Kürbis, Kohl, Rüben und Äpfel mögen kühl, dunkel und leicht feucht. Lege Zeitungsschichten, prüfe regelmäßig, drehe Kisten, nutze kleine Schäden sofort in Suppen oder Chips. Mit Sandkisten, Kellerregalen und atmungsaktiven Säcken bleibt die Ernte bis zum Frühling verführerisch.
Setze Gemüse in milder Salzlake an, beschwere es unter der Flüssigkeit und lasse Gläser bei Zimmertemperatur wenige Tage blubbern. Öffne täglich kurz, koste neugierig, stelle anschließend kühl. Diese lebendige Küche verwandelt Überschüsse in knusprige, probiotische Schätze mit überraschender Tiefe.

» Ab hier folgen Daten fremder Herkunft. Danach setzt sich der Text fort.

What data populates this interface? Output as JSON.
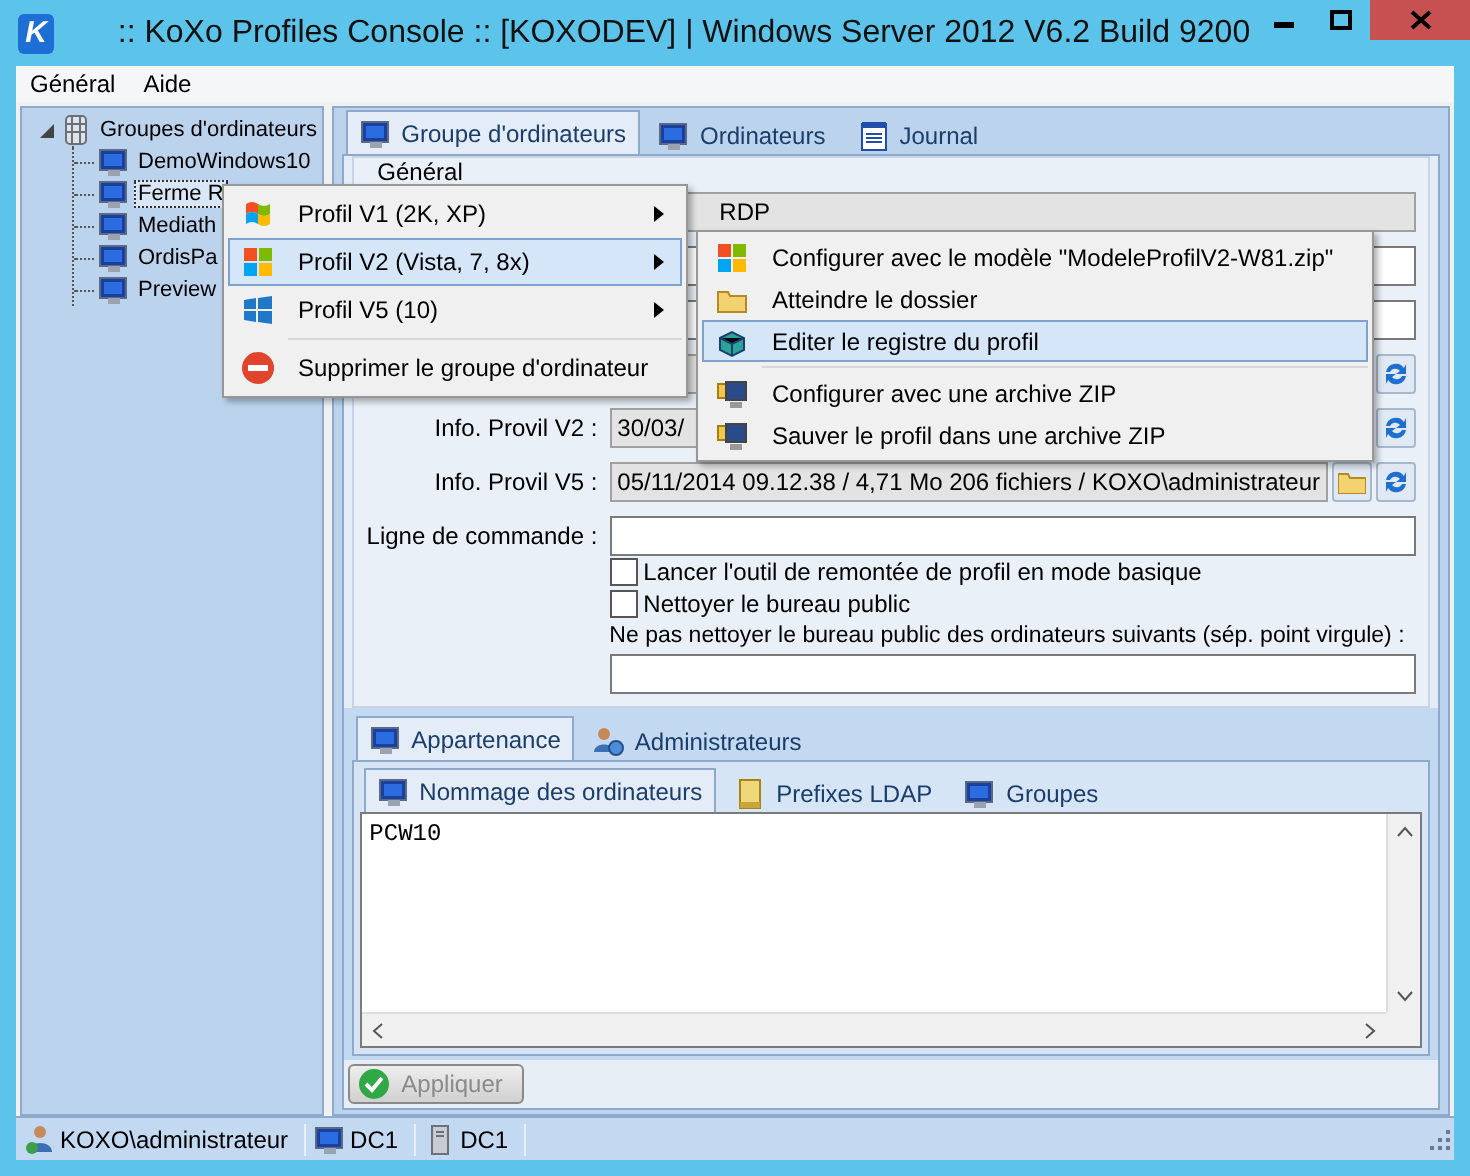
{
  "window": {
    "logo": "K",
    "title": ":: KoXo Profiles Console :: [KOXODEV]  | Windows Server 2012 V6.2 Build 9200"
  },
  "menu": [
    "Général",
    "Aide"
  ],
  "tree": {
    "label": "Groupes d'ordinateurs",
    "expanded": true,
    "children": [
      {
        "label": "DemoWindows10",
        "selected": false
      },
      {
        "label": "Ferme R",
        "selected": true
      },
      {
        "label": "Mediath",
        "selected": false
      },
      {
        "label": "OrdisPa",
        "selected": false
      },
      {
        "label": "Preview",
        "selected": false
      }
    ]
  },
  "tabs": [
    {
      "kind": "computer",
      "label": "Groupe d'ordinateurs",
      "selected": true
    },
    {
      "kind": "computer",
      "label": "Ordinateurs",
      "selected": false
    },
    {
      "kind": "journal",
      "label": "Journal",
      "selected": false
    }
  ],
  "general": {
    "title": "Général",
    "rows": [
      {
        "kind": "info",
        "value": "RDP"
      },
      {
        "kind": "input"
      },
      {
        "kind": "input"
      },
      {
        "kind": "info-buttons"
      },
      {
        "kind": "info-buttons",
        "label": "Info. Provil V2 :",
        "value": "30/03/"
      },
      {
        "kind": "info-buttons",
        "folder_button": true,
        "label": "Info. Provil V5 :",
        "value": "05/11/2014 09.12.38 / 4,71 Mo  206 fichiers /  KOXO\\administrateur"
      },
      {
        "kind": "input",
        "label": "Ligne de commande :"
      }
    ],
    "checkboxes": [
      {
        "label": "Lancer l'outil de remontée de profil en mode basique",
        "checked": false
      },
      {
        "label": "Nettoyer le bureau public",
        "checked": false
      }
    ],
    "exclusion_label": "Ne pas nettoyer le bureau public des ordinateurs suivants (sép. point virgule)  :"
  },
  "lower_tabs": [
    {
      "kind": "computer",
      "label": "Appartenance",
      "selected": true
    },
    {
      "kind": "admin",
      "label": "Administrateurs",
      "selected": false
    }
  ],
  "inner_tabs": [
    {
      "kind": "computer",
      "label": "Nommage des ordinateurs",
      "selected": true
    },
    {
      "kind": "ldap",
      "label": "Prefixes LDAP",
      "selected": false
    },
    {
      "kind": "computer",
      "label": "Groupes",
      "selected": false
    }
  ],
  "naming_text": "PCW10",
  "apply_button": {
    "label": "Appliquer",
    "disabled": true
  },
  "status_bar": [
    {
      "kind": "user",
      "text": "KOXO\\administrateur"
    },
    {
      "kind": "computer",
      "text": "DC1"
    },
    {
      "kind": "server",
      "text": "DC1"
    }
  ],
  "context_menu": [
    {
      "kind": "xp",
      "label": "Profil V1 (2K, XP)",
      "submenu": true,
      "selected": false
    },
    {
      "kind": "win8",
      "label": "Profil V2 (Vista, 7, 8x)",
      "submenu": true,
      "selected": true
    },
    {
      "kind": "win10",
      "label": "Profil V5 (10)",
      "submenu": true,
      "selected": false
    },
    {
      "kind": "separator"
    },
    {
      "kind": "delete",
      "label": "Supprimer le groupe d'ordinateur",
      "submenu": false,
      "selected": false
    }
  ],
  "submenu": [
    {
      "kind": "win8",
      "label": "Configurer avec le modèle \"ModeleProfilV2-W81.zip\"",
      "selected": false
    },
    {
      "kind": "folder",
      "label": "Atteindre le dossier",
      "selected": false
    },
    {
      "kind": "registry",
      "label": "Editer le registre du profil",
      "selected": true
    },
    {
      "kind": "separator"
    },
    {
      "kind": "zip",
      "label": "Configurer avec une archive ZIP",
      "selected": false
    },
    {
      "kind": "zip",
      "label": "Sauver le profil dans une archive ZIP",
      "selected": false
    }
  ]
}
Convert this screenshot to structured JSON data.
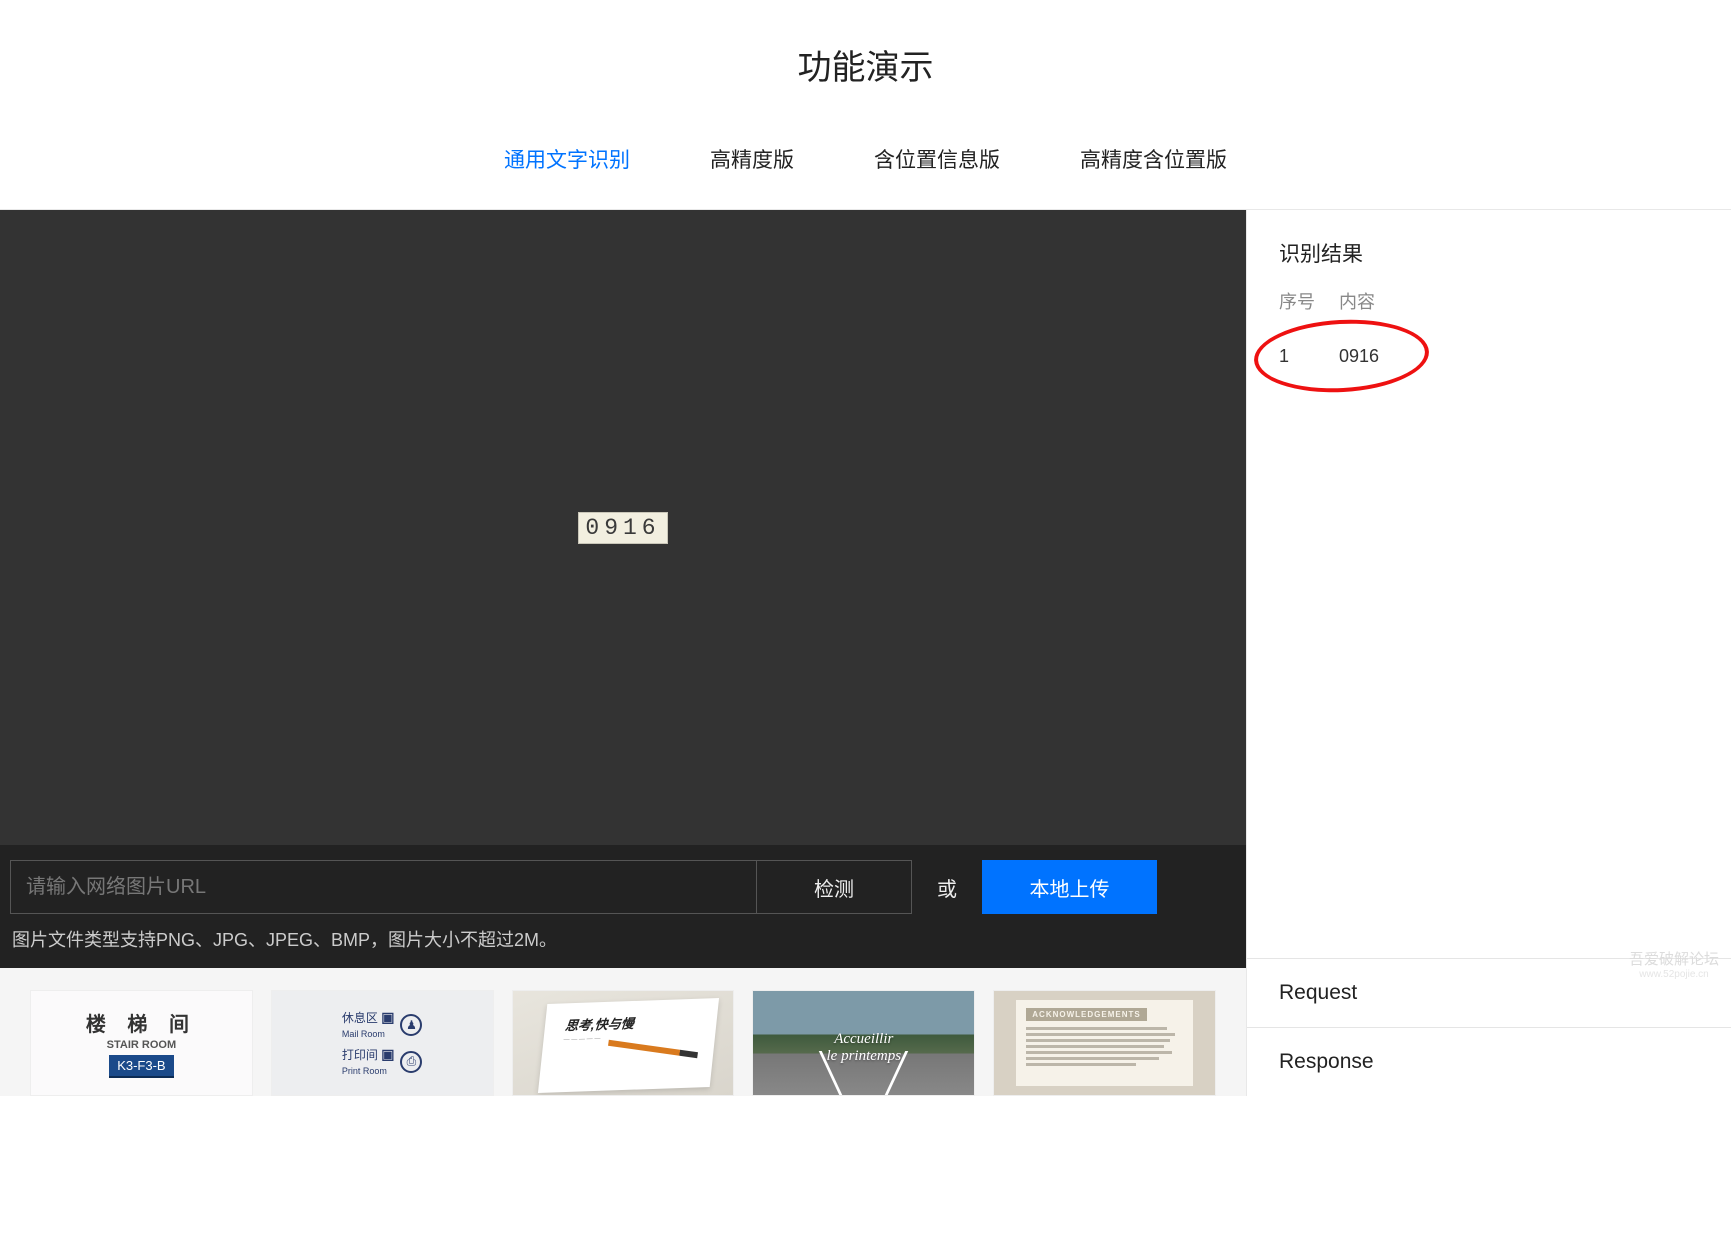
{
  "page_title": "功能演示",
  "tabs": [
    {
      "label": "通用文字识别",
      "active": true
    },
    {
      "label": "高精度版",
      "active": false
    },
    {
      "label": "含位置信息版",
      "active": false
    },
    {
      "label": "高精度含位置版",
      "active": false
    }
  ],
  "preview": {
    "captcha_text": "0916"
  },
  "url_bar": {
    "placeholder": "请输入网络图片URL",
    "detect_label": "检测",
    "or_label": "或",
    "upload_label": "本地上传"
  },
  "hint_text": "图片文件类型支持PNG、JPG、JPEG、BMP，图片大小不超过2M。",
  "thumbs": {
    "t1": {
      "cn": "楼 梯 间",
      "en": "STAIR ROOM",
      "badge": "K3-F3-B"
    },
    "t2": {
      "row1_label": "休息区",
      "row1_sub": "Mail Room",
      "row2_label": "打印间",
      "row2_sub": "Print Room"
    },
    "t3": {
      "title": "思考,快与慢",
      "sub": "— — — — —"
    },
    "t4": {
      "line1": "Accueillir",
      "line2": "le printemps"
    },
    "t5": {
      "heading": "ACKNOWLEDGEMENTS"
    }
  },
  "result": {
    "title": "识别结果",
    "col_index": "序号",
    "col_content": "内容",
    "rows": [
      {
        "index": "1",
        "content": "0916"
      }
    ],
    "accordion": [
      "Request",
      "Response"
    ]
  },
  "watermark": {
    "top": "吾爱破解论坛",
    "bottom": "www.52pojie.cn"
  }
}
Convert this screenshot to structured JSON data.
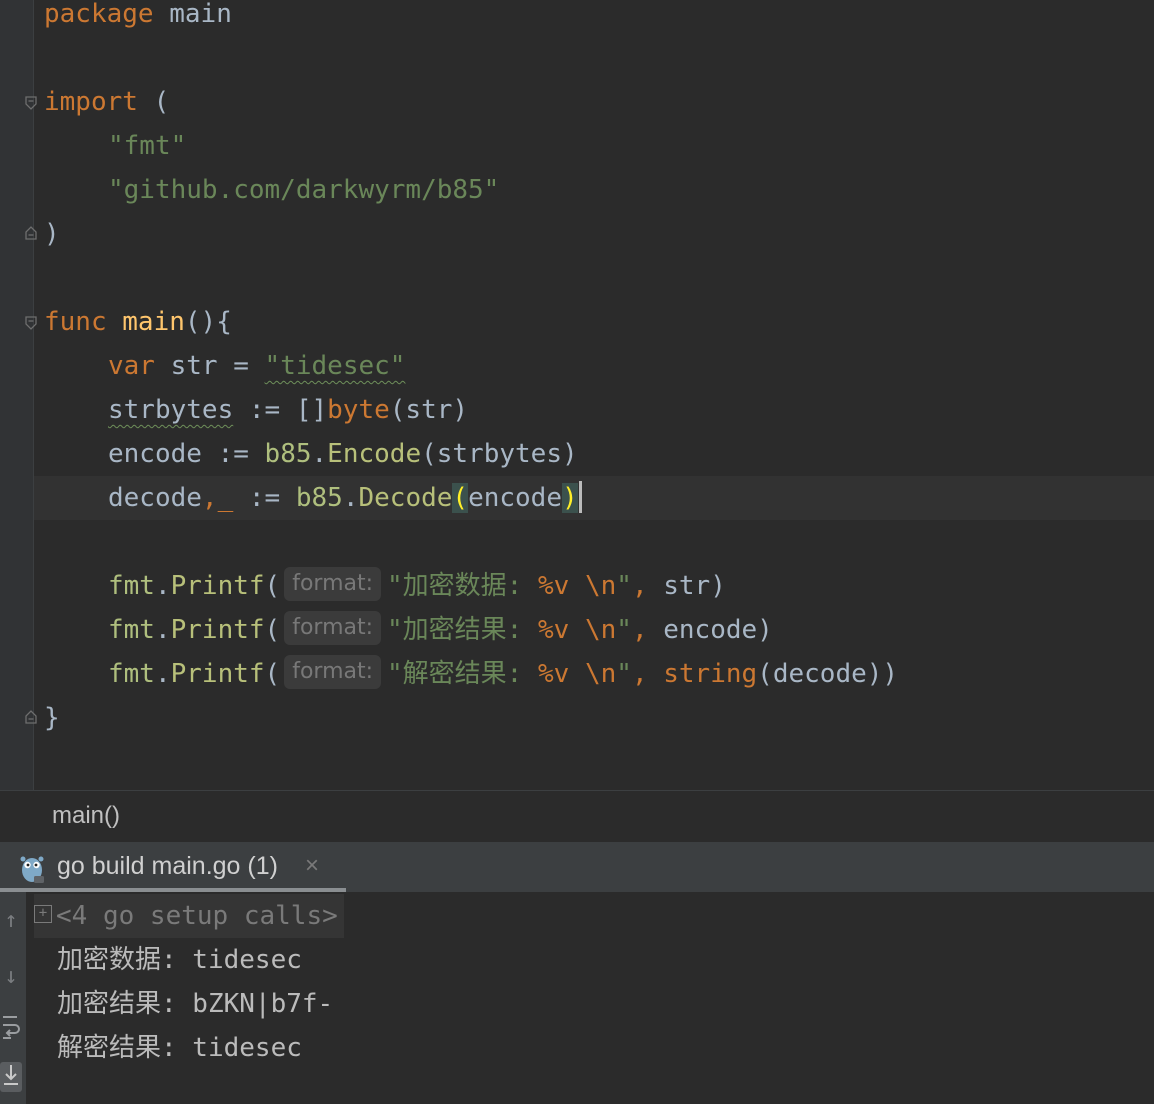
{
  "editor": {
    "lines": {
      "l1": {
        "kw": "package",
        "rest": " main"
      },
      "l3": {
        "kw": "import",
        "rest": " ("
      },
      "l4": {
        "str": "\"fmt\""
      },
      "l5": {
        "str": "\"github.com/darkwyrm/b85\""
      },
      "l6": {
        "text": ")"
      },
      "l8": {
        "kw": "func",
        "fn": "main",
        "rest": "(){"
      },
      "l9": {
        "kw": "var",
        "mid": " str = ",
        "str": "\"tidesec\""
      },
      "l10": {
        "var": "strbytes",
        "mid": " := []",
        "type": "byte",
        "rest": "(str)"
      },
      "l11": {
        "var": "encode",
        "mid": " := ",
        "pkg": "b85",
        "dot": ".",
        "call": "Encode",
        "rest": "(strbytes)"
      },
      "l12": {
        "var": "decode",
        "comma": ",",
        "blank": "_",
        "mid": " := ",
        "pkg": "b85",
        "dot": ".",
        "call": "Decode",
        "open": "(",
        "arg": "encode",
        "close": ")"
      },
      "l14": {
        "pkg": "fmt",
        "dot": ".",
        "call": "Printf",
        "open": "(",
        "hint": "format:",
        "str_a": "\"加密数据: ",
        "verb": "%v",
        "sp": " ",
        "esc": "\\n",
        "str_b": "\"",
        "comma": ",",
        "rest": " str)"
      },
      "l15": {
        "pkg": "fmt",
        "dot": ".",
        "call": "Printf",
        "open": "(",
        "hint": "format:",
        "str_a": "\"加密结果: ",
        "verb": "%v",
        "sp": " ",
        "esc": "\\n",
        "str_b": "\"",
        "comma": ",",
        "rest": " encode)"
      },
      "l16": {
        "pkg": "fmt",
        "dot": ".",
        "call": "Printf",
        "open": "(",
        "hint": "format:",
        "str_a": "\"解密结果: ",
        "verb": "%v",
        "sp": " ",
        "esc": "\\n",
        "str_b": "\"",
        "comma": ",",
        "type": " string",
        "rest": "(decode))"
      },
      "l17": {
        "text": "}"
      }
    }
  },
  "breadcrumb": {
    "label": "main()"
  },
  "run_tab": {
    "label": "go build main.go (1)",
    "close": "×"
  },
  "console": {
    "setup_calls": "<4 go setup calls>",
    "lines": [
      "加密数据: tidesec",
      "加密结果: bZKN|b7f-",
      "解密结果: tidesec"
    ]
  },
  "colors": {
    "background": "#2b2b2b",
    "keyword": "#cc7832",
    "function": "#ffc66d",
    "string": "#6a8759",
    "text": "#a9b7c6"
  }
}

Sterilisiere Gefäße gründlich, arbeite zügig, halte sichere Zeiten ein und prüfe nach dem Abkühlen Vakuumdeckel. Notiere Rezept, Datum, Chargengröße. Diese Gewissenhaftigkeit schenkt Gelassenheit, denn jedes Glas erzählt von Sorgfalt, Saison, Herkunft und macht das schnelle Abendessen wunderbar unkompliziert.